Leitsatz (amtlich)

Ein Antrag auf Aussetzung der Vollziehung an das Gericht (§ 69 Abs. 3 FGO) setzt auch im Geltungsbereich des Art. 3 § 7 Abs. 1 Satz 1 VGFG EntlG nicht voraus, daß gegen die Ablehnung eines Aussetzungsantrags durch die Verwaltungsbehörde zunächst ein Beschwerdeverfahren durchgeführt worden ist. Ebensowenig ist erforderlich, daß über den außergerichtlichen Rechtsbehelf in der Hauptsache bereits eine Entscheidung getroffen worden ist.

 

Normenkette

FGO § 69 Abs. 3; VGFG-EntlG Art. 3 § 7

 

Verfahrensgang

Schleswig-Holsteinisches FG

 

Tatbestand

Der Antragsgegner und Beschwerdegegner (das Finanzamt -FA-) erließ gegen den Antragsteller und Beschwerdeführer (Beschwerdeführer) am 4. Dezember 1978 fünf Haftungsbescheide. Die Haftungsbescheide wurden mit dem Einspruch angefochten, über den noch nicht entschieden ist. Mit dem Einspruch wurde auch ein Antrag auf Aussetzung der Vollziehung gestellt, den das FA ablehnte. Über die hiergegen erhobene Beschwerde ist ebenfalls noch nicht entschieden.

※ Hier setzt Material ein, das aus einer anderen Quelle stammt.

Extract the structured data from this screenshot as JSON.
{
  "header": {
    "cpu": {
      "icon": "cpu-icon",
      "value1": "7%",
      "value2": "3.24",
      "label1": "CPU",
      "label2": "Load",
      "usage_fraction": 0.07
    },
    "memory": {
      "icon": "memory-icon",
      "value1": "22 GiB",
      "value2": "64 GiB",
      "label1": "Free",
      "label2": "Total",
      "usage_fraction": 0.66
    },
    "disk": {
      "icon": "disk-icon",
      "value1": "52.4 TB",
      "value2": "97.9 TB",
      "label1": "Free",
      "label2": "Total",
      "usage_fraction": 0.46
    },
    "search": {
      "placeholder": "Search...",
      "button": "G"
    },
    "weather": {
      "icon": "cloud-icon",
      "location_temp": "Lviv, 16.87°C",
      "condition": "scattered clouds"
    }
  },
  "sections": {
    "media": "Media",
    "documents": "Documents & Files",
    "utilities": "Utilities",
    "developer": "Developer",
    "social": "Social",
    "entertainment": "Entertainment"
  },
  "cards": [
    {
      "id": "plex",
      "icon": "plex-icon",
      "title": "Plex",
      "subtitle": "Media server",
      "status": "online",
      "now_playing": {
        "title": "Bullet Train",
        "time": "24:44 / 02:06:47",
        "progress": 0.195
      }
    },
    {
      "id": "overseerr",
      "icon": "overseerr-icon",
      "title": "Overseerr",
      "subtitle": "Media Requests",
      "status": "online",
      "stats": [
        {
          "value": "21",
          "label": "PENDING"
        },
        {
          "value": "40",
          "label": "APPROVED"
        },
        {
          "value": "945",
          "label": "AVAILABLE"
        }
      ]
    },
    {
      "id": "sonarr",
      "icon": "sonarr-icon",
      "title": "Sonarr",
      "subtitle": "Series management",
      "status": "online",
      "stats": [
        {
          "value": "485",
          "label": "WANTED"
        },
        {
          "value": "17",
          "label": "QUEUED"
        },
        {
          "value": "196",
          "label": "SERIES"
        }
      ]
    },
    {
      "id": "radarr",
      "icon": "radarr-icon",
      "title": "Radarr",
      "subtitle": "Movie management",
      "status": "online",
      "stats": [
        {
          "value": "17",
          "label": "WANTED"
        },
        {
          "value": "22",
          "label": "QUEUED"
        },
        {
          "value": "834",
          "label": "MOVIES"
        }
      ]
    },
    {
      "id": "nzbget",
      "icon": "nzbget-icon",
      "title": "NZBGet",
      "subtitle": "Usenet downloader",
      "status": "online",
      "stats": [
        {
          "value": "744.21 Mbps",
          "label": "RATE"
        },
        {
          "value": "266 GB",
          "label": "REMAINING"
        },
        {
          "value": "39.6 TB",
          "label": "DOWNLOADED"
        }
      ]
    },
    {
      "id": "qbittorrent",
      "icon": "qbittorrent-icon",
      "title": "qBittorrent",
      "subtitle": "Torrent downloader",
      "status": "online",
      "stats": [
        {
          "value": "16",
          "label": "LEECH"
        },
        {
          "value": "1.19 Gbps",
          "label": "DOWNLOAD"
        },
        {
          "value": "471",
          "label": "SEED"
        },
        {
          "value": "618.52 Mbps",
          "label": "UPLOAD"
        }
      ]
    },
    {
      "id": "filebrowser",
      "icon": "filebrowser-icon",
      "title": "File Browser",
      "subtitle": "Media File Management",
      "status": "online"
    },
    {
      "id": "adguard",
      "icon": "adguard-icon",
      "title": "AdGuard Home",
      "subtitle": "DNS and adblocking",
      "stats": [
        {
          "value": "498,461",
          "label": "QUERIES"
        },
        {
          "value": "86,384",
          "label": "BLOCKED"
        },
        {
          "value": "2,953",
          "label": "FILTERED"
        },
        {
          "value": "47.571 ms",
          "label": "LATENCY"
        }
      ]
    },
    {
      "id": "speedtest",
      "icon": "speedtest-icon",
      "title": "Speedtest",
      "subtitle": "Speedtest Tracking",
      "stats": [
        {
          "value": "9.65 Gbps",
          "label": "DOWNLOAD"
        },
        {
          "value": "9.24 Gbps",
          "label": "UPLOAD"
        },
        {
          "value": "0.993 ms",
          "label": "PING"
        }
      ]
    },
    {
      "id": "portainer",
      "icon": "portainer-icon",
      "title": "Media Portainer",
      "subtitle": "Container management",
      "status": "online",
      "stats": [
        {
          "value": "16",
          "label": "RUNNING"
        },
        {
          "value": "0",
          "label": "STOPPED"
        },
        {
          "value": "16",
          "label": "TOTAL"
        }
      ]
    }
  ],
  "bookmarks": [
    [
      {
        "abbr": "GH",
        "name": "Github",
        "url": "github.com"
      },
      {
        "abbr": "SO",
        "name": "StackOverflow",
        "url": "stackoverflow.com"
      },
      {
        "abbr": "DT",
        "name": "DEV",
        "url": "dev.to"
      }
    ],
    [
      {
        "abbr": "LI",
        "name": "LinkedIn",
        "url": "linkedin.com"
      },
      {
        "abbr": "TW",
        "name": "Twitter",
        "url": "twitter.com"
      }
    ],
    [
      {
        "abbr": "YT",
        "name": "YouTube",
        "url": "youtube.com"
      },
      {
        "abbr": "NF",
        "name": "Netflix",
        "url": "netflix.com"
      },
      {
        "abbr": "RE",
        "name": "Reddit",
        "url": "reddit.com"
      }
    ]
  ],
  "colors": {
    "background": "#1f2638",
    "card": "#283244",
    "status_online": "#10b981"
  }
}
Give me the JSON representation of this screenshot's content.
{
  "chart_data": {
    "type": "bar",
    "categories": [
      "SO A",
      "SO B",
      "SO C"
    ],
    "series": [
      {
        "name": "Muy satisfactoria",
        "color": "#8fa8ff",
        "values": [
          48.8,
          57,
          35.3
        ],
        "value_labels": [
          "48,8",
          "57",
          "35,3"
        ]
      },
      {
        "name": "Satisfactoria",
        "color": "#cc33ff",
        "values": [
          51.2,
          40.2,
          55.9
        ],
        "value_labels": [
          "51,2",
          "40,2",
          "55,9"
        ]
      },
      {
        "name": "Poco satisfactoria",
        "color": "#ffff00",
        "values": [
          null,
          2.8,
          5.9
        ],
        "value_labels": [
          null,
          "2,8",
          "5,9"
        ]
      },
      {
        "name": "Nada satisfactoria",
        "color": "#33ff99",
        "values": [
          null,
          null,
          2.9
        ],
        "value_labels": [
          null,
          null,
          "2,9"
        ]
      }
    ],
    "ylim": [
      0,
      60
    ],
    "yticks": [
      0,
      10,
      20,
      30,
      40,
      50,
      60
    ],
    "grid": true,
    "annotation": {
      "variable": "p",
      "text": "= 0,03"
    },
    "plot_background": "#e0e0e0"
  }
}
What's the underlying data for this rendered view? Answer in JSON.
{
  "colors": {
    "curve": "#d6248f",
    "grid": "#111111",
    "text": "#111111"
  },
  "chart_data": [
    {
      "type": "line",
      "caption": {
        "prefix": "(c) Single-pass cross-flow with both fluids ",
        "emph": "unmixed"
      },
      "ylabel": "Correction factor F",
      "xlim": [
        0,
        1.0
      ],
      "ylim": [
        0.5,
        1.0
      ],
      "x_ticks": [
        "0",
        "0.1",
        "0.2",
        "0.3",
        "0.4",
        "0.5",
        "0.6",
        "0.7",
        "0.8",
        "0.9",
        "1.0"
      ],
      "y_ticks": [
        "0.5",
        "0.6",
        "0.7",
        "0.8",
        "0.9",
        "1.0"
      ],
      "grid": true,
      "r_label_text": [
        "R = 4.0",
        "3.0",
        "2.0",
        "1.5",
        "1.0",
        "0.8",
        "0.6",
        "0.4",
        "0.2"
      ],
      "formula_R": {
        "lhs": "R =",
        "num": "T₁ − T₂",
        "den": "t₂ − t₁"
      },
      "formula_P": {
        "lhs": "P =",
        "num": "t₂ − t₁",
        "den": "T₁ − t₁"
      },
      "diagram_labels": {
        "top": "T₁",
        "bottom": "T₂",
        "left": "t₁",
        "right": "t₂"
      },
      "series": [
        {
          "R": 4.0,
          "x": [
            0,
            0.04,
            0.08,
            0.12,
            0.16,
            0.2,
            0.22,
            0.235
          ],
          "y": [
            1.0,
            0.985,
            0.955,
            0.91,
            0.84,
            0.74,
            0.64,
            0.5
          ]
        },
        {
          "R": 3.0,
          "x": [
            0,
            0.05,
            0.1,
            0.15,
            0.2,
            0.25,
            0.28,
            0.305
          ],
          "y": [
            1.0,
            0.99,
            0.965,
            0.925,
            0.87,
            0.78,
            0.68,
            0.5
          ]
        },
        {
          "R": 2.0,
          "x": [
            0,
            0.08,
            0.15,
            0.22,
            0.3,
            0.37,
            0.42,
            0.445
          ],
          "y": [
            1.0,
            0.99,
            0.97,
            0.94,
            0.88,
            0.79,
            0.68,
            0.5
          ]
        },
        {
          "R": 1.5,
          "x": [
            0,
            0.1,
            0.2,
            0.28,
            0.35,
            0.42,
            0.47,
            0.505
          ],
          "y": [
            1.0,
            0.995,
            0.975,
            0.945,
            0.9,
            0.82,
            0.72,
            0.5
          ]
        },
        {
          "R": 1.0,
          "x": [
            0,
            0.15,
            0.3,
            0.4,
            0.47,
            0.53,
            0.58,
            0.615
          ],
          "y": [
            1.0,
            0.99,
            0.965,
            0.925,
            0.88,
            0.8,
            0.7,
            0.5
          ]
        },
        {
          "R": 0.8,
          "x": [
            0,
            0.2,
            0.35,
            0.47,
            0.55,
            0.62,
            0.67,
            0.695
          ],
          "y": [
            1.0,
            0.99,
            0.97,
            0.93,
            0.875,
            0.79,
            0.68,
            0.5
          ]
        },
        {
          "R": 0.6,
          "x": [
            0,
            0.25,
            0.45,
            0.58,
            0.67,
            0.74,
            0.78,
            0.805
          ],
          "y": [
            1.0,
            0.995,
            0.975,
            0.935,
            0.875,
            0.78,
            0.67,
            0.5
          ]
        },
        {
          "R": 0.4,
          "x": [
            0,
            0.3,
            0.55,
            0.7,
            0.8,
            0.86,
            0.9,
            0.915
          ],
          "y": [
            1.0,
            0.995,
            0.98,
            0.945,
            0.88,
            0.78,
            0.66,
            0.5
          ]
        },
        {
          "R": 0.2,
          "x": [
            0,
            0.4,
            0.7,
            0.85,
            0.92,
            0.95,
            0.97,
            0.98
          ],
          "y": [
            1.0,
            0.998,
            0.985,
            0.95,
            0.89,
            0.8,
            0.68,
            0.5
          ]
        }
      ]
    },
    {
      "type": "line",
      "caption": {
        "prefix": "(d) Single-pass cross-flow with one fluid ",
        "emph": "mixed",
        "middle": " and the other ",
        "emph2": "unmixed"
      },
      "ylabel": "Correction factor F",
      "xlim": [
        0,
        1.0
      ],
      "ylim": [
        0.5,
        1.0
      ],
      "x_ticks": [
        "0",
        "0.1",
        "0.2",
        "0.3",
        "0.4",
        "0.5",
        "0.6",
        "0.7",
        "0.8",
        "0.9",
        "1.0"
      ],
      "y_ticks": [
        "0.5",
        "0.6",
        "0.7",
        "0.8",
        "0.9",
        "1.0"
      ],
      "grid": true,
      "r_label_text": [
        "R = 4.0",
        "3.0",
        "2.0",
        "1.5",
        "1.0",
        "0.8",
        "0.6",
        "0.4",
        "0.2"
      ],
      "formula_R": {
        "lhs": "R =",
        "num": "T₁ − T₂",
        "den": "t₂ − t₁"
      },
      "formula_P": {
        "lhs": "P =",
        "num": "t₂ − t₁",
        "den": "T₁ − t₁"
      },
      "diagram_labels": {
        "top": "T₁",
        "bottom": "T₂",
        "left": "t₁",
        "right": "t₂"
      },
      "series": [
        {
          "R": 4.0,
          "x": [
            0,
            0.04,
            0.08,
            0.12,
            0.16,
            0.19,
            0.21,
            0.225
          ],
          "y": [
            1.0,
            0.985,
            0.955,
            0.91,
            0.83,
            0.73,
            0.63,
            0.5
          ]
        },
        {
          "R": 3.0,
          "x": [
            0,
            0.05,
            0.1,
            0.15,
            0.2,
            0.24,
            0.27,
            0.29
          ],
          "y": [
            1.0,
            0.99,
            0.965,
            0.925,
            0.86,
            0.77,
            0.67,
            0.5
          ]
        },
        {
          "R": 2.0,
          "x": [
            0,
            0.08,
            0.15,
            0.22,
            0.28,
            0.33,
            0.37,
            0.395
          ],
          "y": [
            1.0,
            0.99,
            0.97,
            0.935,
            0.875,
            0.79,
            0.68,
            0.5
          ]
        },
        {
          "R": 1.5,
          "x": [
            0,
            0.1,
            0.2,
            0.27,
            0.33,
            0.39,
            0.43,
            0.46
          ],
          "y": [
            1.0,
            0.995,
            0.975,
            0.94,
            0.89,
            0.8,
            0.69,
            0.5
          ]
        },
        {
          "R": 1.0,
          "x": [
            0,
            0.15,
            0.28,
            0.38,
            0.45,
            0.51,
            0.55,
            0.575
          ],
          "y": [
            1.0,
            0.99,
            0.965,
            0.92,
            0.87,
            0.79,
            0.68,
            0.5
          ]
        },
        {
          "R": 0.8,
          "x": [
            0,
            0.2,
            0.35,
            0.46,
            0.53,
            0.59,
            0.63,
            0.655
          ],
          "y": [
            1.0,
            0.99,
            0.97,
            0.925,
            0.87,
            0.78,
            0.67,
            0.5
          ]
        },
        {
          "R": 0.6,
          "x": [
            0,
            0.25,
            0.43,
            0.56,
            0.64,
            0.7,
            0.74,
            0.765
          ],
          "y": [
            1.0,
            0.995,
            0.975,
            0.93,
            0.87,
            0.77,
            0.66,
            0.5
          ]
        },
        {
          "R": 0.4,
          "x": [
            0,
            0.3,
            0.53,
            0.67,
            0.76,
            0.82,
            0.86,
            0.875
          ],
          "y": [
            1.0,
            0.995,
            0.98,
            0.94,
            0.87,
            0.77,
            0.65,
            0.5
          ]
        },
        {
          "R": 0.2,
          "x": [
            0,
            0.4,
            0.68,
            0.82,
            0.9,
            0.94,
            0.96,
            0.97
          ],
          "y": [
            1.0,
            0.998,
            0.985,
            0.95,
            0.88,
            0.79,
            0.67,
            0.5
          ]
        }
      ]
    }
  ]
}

Der Beschwerdeführer beantragte daneben beim Finanzgericht (FG) u. a., die Vollziehung der Haftungsbescheide auszusetzen.

Der Antrag hatte insoweit Erfolg, als das FG die Vollziehung der streitigen Bescheide bis einen Monat nach Bekanntgabe der Einspruchsentscheidung gegen Sicherheitsleistung aussetzte. Zur Zulässigkeit des Aussetzungsantrags vertrat das FG die Auffassung, daß Art. 3 § 7 des Gesetzes zur Entlastung der Gerichte in der Verwaltungs- und Finanzgerichtsbarkeit IVGFG-EntlG) der Entscheidung über den Antrag nicht entgegestehe. Wenn in dieser Bestimmung als Voraussetzung für die Zulässigkeit des Antrags nach § 69 Abs 3 der Finanzgerichtsordnung (FGO) gefordert werde, daß grundsätzlich zuvor ein entsprechender Antrag von der Finanzbehörde abgelehnt worden sein müsse, so bedeute das nicht, daß zunächst auch noch ein an diese Ablehnung sich anschließendes Beschwerdeverfahren abgewartet werden müsse. Mit der Beschwerde wendet sich der Beschwerdeführer gegen die Anordnung der Sicherheitsleistung und die ihm teilweise die Kosten auferlegende Kostenentscheidung.

 

Entscheidungsgründe

Die Beschwerde ist begründet.

Ein Erfolg der Beschwerde wäre allerdings ausgeschlossen, wenn der vom Beschwerdeführer in der Vorinstanz nach § 69, Abs. 3 FGO gestellte Antrag auf Aussetzung der Vollziehung der streitigen Lohnsteuerhaftungsbescheide unzulässig gewesen wäre. Mit Recht hat das FG jedoch die Zulässigkeit, die hier insbesondere im Hinblick auf Art. 3 § 7 VGFG-EntlG zu prüfen war, bejaht. Nach Art. 3 § 7 Abs. 1 Satz 1 dieses Gesetzes ist ein Antrag i. S. von § 69 Abs. 3 FGO grundsätzlich (Ausnahme Satz 2 des Art. 3 § 7 Abs. 1 VGFGEntlG) nur zulässig, wenn die Finanzbehörde einen bei ihr gestellten Aussetzungsantrag ganz oder teilweise abgelehnt hat. Im Streitfall hatte das FA einen solchen Antrag abgelehnt. Es fragt sich, ob diese Ablehnung genügt, obwohl das im Anschluß an die Ablehnung in Gang gesetzte Beschwerdeverfahren und auch das in der Hauptsache anhängige außergerichtliche Vorverfahren (Einspruchsverfahren) noch nicht abgeschlossen waren. Das ist zu bejahen.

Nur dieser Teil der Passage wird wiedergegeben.